TIGA PULUH TUJUH

1K 38 2
                                    


Mobil Yudis masuk pekarangan rumah. Sepi. Rumah itu seolah tak berpenghuni. Ayu sering pulang terlambat dengan alasan kegiatan kampus. Padahal Yudis tahu ingin menghindar dan melupakan lara hati.

Gazebo yang biasanya ramai dengan anak tetangga kini kosong melompong. Tak ada canda tawa atau riuh teriakan bocah yang main di sana.

Biasanya tiap hari, jika Ayu ada maka tetangga berkumpul bercengkrama. Sekedar hanya mengasuh anak di depan rumah. Beberapa waktu lalu rumah itu seperti rumah singgah tak pernah sepi. Ayu senang menjamu mereka walau hanya dengan makanan kecil sederhana dan air teh tawar yang disuguhkan secara percuma.

Kolam renang di samping rumah tampak lengang. Biasanya Ayu duduk membaca buku di tepian sambil membawa makanan. Menunggu Yudis pulang. Tak ada lagi secangkir kopi dan cemilan terhidang di meja. Hanya riak air dan sampah mengambang menghiasi sudut sana.

Ruang tamu yang biasanya di jadikan tempat bermanja juga tak lagi ada siapa-siapa.

Ruang keluarga tempat menonton TV dan berdebat berebut Chanel favorit juga lengang. Tanpa ada TV menyala.

Rasa haus mengantarkan Yudis kedapur. Tempat favorit Ayu menyiapkan makanan untuknya. Kadang masak bersama. Biasanya Mak Inah akan berteriak kesal saat bahan makanan jadi guyonan. Tepung dan telur tumpah di mana-mana. Kini dapur itu tampak teramat rapi dan bersih, persis seperti sebelum Ayu menjadi penghuni rumah.

Sayup Yudis mendengar suara kecapi suling. Musik mistis khas Sunda yang begitu menyayat hati. Suara dentingnya seakan mengoyak hati.

Yudis berjalan mendekati sumber suara. Kamar Yudis dan Ayu yang sudah lebih dari sebulan di tinggalkan.
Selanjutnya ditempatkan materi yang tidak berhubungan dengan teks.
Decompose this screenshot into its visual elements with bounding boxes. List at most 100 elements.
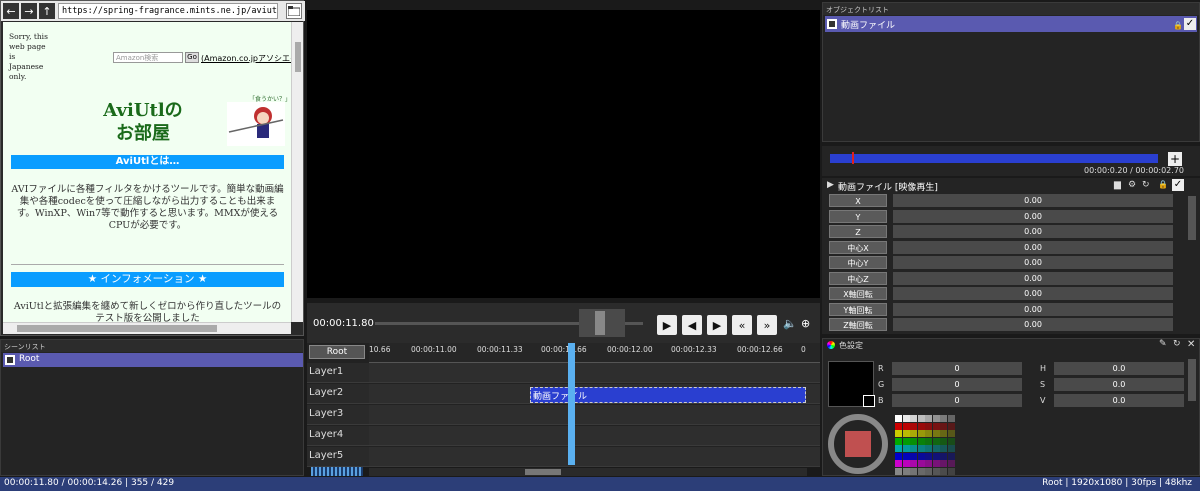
enable-checkbox[interactable]: ✓ [1172, 179, 1184, 191]
palette-swatch[interactable] [932, 437, 940, 445]
color-palette[interactable] [895, 415, 955, 475]
volume-icon[interactable]: 🔈 [783, 317, 797, 330]
layer-track[interactable] [369, 405, 820, 425]
palette-swatch[interactable] [917, 415, 925, 422]
palette-swatch[interactable] [940, 445, 947, 452]
palette-swatch[interactable] [902, 460, 910, 467]
palette-swatch[interactable] [895, 467, 902, 475]
palette-swatch[interactable] [910, 422, 917, 430]
palette-swatch[interactable] [917, 460, 925, 467]
palette-swatch[interactable] [895, 445, 902, 452]
palette-swatch[interactable] [910, 452, 917, 460]
palette-swatch[interactable] [925, 430, 932, 437]
palette-swatch[interactable] [917, 430, 925, 437]
forward-button[interactable]: → [21, 3, 37, 19]
back-button[interactable]: ← [3, 3, 19, 19]
palette-swatch[interactable] [910, 460, 917, 467]
scene-item-root[interactable]: Root [3, 353, 303, 367]
palette-swatch[interactable] [947, 452, 955, 460]
seek-handle[interactable] [595, 311, 605, 335]
add-button[interactable]: + [1168, 152, 1182, 166]
color-scrollbar[interactable] [1188, 359, 1196, 401]
palette-swatch[interactable] [947, 437, 955, 445]
lock-icon[interactable]: 🔒 [1173, 21, 1183, 30]
palette-swatch[interactable] [902, 467, 910, 475]
palette-swatch[interactable] [910, 445, 917, 452]
palette-swatch[interactable] [947, 460, 955, 467]
layer-header[interactable]: Layer3 [307, 405, 369, 425]
close-icon[interactable]: ✕ [1187, 339, 1195, 350]
palette-swatch[interactable] [910, 467, 917, 475]
gear-icon[interactable]: ⚙ [1128, 180, 1136, 190]
horizontal-scrollbar[interactable] [3, 322, 291, 334]
palette-swatch[interactable] [947, 422, 955, 430]
property-value-slider[interactable]: 0.00 [893, 256, 1173, 269]
palette-swatch[interactable] [917, 422, 925, 430]
layer-header[interactable]: Layer2 [307, 384, 369, 404]
property-value-slider[interactable]: 0.00 [893, 209, 1173, 223]
layer-track[interactable] [369, 426, 820, 446]
object-range-bar[interactable] [830, 154, 1158, 163]
amazon-link[interactable]: (Amazon.co.jpアソシエイト) [201, 53, 291, 64]
palette-swatch[interactable] [917, 437, 925, 445]
palette-swatch[interactable] [940, 437, 947, 445]
amazon-search-input[interactable]: Amazon検索 [113, 52, 183, 63]
palette-swatch[interactable] [932, 430, 940, 437]
prev-frame-button[interactable]: ◀ [682, 315, 702, 335]
palette-swatch[interactable] [902, 422, 910, 430]
palette-swatch[interactable] [947, 467, 955, 475]
property-value-slider[interactable]: 0.00 [893, 194, 1173, 207]
property-label[interactable]: Y [829, 209, 887, 223]
color-channel-value[interactable]: 0.0 [1054, 378, 1184, 391]
palette-swatch[interactable] [940, 452, 947, 460]
palette-swatch[interactable] [917, 467, 925, 475]
go-button[interactable]: Go [185, 52, 199, 63]
palette-swatch[interactable] [932, 422, 940, 430]
palette-swatch[interactable] [940, 415, 947, 422]
property-value-slider[interactable]: 0.00 [893, 271, 1173, 285]
property-label[interactable]: Y軸回転 [829, 302, 887, 316]
palette-swatch[interactable] [902, 415, 910, 422]
url-field[interactable]: https://spring-fragrance.mints.ne.jp/avi… [58, 3, 278, 19]
scroll-thumb[interactable] [295, 42, 301, 72]
color-channel-value[interactable]: 0 [892, 378, 1022, 391]
property-value-slider[interactable]: 0.00 [893, 318, 1173, 331]
property-label[interactable]: 中心X [829, 240, 887, 254]
refresh-icon[interactable]: ↻ [1142, 180, 1150, 190]
palette-swatch[interactable] [940, 467, 947, 475]
scroll-thumb[interactable] [17, 325, 217, 332]
property-label[interactable]: Z軸回転 [829, 318, 887, 331]
color-channel-value[interactable]: 0.0 [1054, 362, 1184, 375]
palette-swatch[interactable] [932, 460, 940, 467]
rewind-button[interactable]: « [732, 315, 752, 335]
property-value-slider[interactable]: 0.00 [893, 302, 1173, 316]
color-channel-value[interactable]: 0 [892, 362, 1022, 375]
palette-swatch[interactable] [932, 415, 940, 422]
object-item[interactable]: 動画ファイル [825, 16, 1197, 32]
root-button[interactable]: Root [309, 345, 365, 359]
palette-swatch[interactable] [925, 467, 932, 475]
palette-swatch[interactable] [940, 422, 947, 430]
layer-track[interactable] [369, 447, 820, 467]
visible-checkbox[interactable]: ✓ [1184, 18, 1196, 30]
palette-swatch[interactable] [940, 430, 947, 437]
property-value-slider[interactable]: 0.00 [893, 225, 1173, 238]
up-button[interactable]: ↑ [39, 3, 55, 19]
object-position-marker[interactable] [852, 152, 854, 164]
color-wheel[interactable] [827, 413, 889, 475]
play-button[interactable]: ▶ [657, 315, 677, 335]
refresh-icon[interactable]: ↻ [1173, 339, 1181, 349]
palette-swatch[interactable] [932, 467, 940, 475]
palette-swatch[interactable] [902, 452, 910, 460]
playhead[interactable] [568, 343, 575, 465]
layer-track[interactable] [369, 363, 820, 383]
properties-scrollbar[interactable] [1188, 196, 1196, 240]
vertical-scrollbar[interactable] [291, 22, 303, 322]
time-ruler[interactable]: 10.66 00:00:11.00 00:00:11.33 00:00:11.6… [369, 343, 820, 363]
previous-color-swatch[interactable] [863, 395, 875, 407]
palette-swatch[interactable] [910, 437, 917, 445]
folder-icon[interactable]: ▆ [1114, 180, 1121, 190]
palette-swatch[interactable] [947, 415, 955, 422]
zoom-slider[interactable] [311, 467, 363, 476]
palette-swatch[interactable] [925, 422, 932, 430]
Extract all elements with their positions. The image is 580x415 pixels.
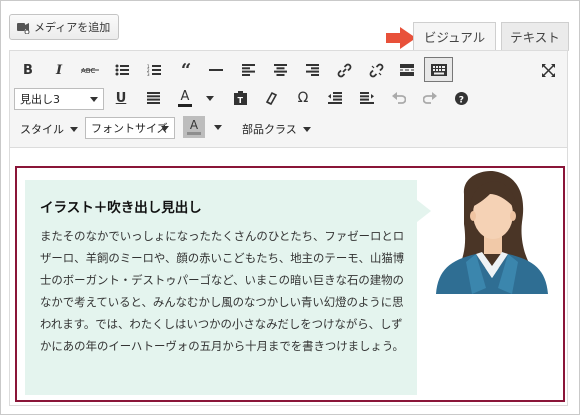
chevron-down-icon [302,126,311,132]
chevron-down-icon [90,97,98,102]
fontsize-select[interactable]: フォントサイズ [85,117,175,139]
toolbar-toggle-icon[interactable] [424,57,453,82]
special-character-icon[interactable]: Ω [295,89,311,107]
tab-visual[interactable]: ビジュアル [413,22,496,51]
justify-icon[interactable] [145,89,161,107]
text-color-dropdown-icon[interactable] [205,94,215,102]
chevron-down-icon [70,126,78,132]
numbered-list-icon[interactable]: 123 [146,61,162,79]
style-menu-label: スタイル [20,123,64,136]
add-media-label: メディアを追加 [34,21,111,34]
parts-class-menu[interactable]: 部品クラス [242,121,311,137]
text-color-icon[interactable]: A [176,88,194,108]
bubble-heading: イラスト＋吹き出し見出し [40,200,202,216]
align-center-icon[interactable] [272,61,288,79]
insert-link-icon[interactable] [335,61,353,79]
fontsize-select-value: フォントサイズ [91,122,168,135]
clear-formatting-icon[interactable] [263,89,279,107]
indent-icon[interactable] [359,89,375,107]
background-color-dropdown-icon[interactable] [213,123,223,131]
remove-link-icon[interactable] [367,61,385,79]
svg-text:?: ? [458,95,463,105]
help-icon[interactable]: ? [453,89,469,107]
redo-icon[interactable] [422,89,438,107]
tab-text[interactable]: テキスト [501,22,569,51]
read-more-icon[interactable] [398,61,416,79]
undo-icon[interactable] [391,89,407,107]
paste-as-text-icon[interactable]: T [232,89,248,107]
svg-text:T: T [237,96,243,105]
blockquote-icon[interactable]: “ [177,60,195,81]
media-icon [16,20,30,34]
style-menu[interactable]: スタイル [20,121,78,137]
parts-class-menu-label: 部品クラス [242,123,297,136]
avatar-woman-icon [436,170,548,294]
bubble-body-text: またそのなかでいっしょになったたくさんのひとたち、ファゼーロとロザーロ、羊飼のミ… [40,229,405,353]
italic-icon[interactable]: I [52,61,66,79]
svg-text:3: 3 [147,72,150,76]
underline-icon[interactable]: U [113,89,129,107]
horizontal-line-icon[interactable] [208,61,224,79]
bulleted-list-icon[interactable] [114,61,130,79]
background-color-icon[interactable]: A [183,116,205,138]
bold-icon[interactable]: B [20,61,36,79]
outdent-icon[interactable] [327,89,343,107]
chevron-down-icon [161,126,169,131]
align-right-icon[interactable] [304,61,320,79]
speech-bubble: イラスト＋吹き出し見出し またそのなかでいっしょになったたくさんのひとたち、ファ… [25,180,417,395]
format-select[interactable]: 見出し3 [14,88,104,110]
format-select-value: 見出し3 [20,93,60,106]
align-left-icon[interactable] [240,61,256,79]
add-media-button[interactable]: メディアを追加 [9,14,120,40]
fullscreen-icon[interactable] [540,61,556,79]
bubble-tail [417,200,431,222]
strikethrough-icon[interactable]: ABC [80,61,102,79]
svg-text:ABC: ABC [81,67,95,75]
Yudis mematung di ambang pintu. Terdengar suara tangis Ayu di sela suara dentingan kecapi. Ayu tengah melihat video pernikahan mereka. Tangisnya kian menjadi, saat video sedang memutar akad nikah. Terdengar suara sah.

Yudis berlari memeluk istrinya.

"Maafkan aku, Sayang."

Ayu hanya diam. Tak berontak atau mendorong tubuh Yudis. Tatapan matanya kosong. Air mata mengalir di pipi. Tanpa ekspresi.

"Jangan diam begini, marahi aku. Bentak aku. Pukul, sayang. Cakar atau seret  juga tak apa. Tapi tolong jangan diam membisu."

Yudis mengambil tangan Ayu. Memukulkan ke wajahnya sekeras mungkin. Wajahnya memerah juga tangan Ayu. Ayu masih tanpa reaksi. Diam bagai patung tanpa nyawa.

Yudis membingkai  wajah istri dengan kedua tangannya. Menatap matanya. Mengusap air mata yang mengalir deras meluncur di pipi yang terlihat sangat tirus. Ayu membalas tatapan itu. Sebulan mereka tidak bisa begitu dekat seperti ini. Kali ini mata mereka beradu pandang. Tatapan perempuan pengisi hati itu tajam menghujam.

Bersama dalam satu atap tapi begitu terhalang sekat. Seolah ada jurang pemisah diantara keduanya. Tebing curam menjadi penghalang komunikasi. 

Dua bulir air bening kembali mengalir di ujung netra. Seolah Mata Ayu berkata, mengapa?

"Kita akhiri semua. Cerai saja. Sudah cukup kita saling mencintai. Cukup saling menyakiti." Suara Ayu terdengar jelas walau pelan.

Yudis tak terkejut dengan permintaan istrinya. Mengambil napas yang dalam. Dadanya sesak.

"Yakin ingin melakukan hal itu?"

Ayu diam.

Mengapa berkata demikian, kak? Bukannya menolak. Apa kamu tak tahu, jika aku tak sanggup berpisah dari kamu sedetik saja. Bagaimana jika berpisah selamanya?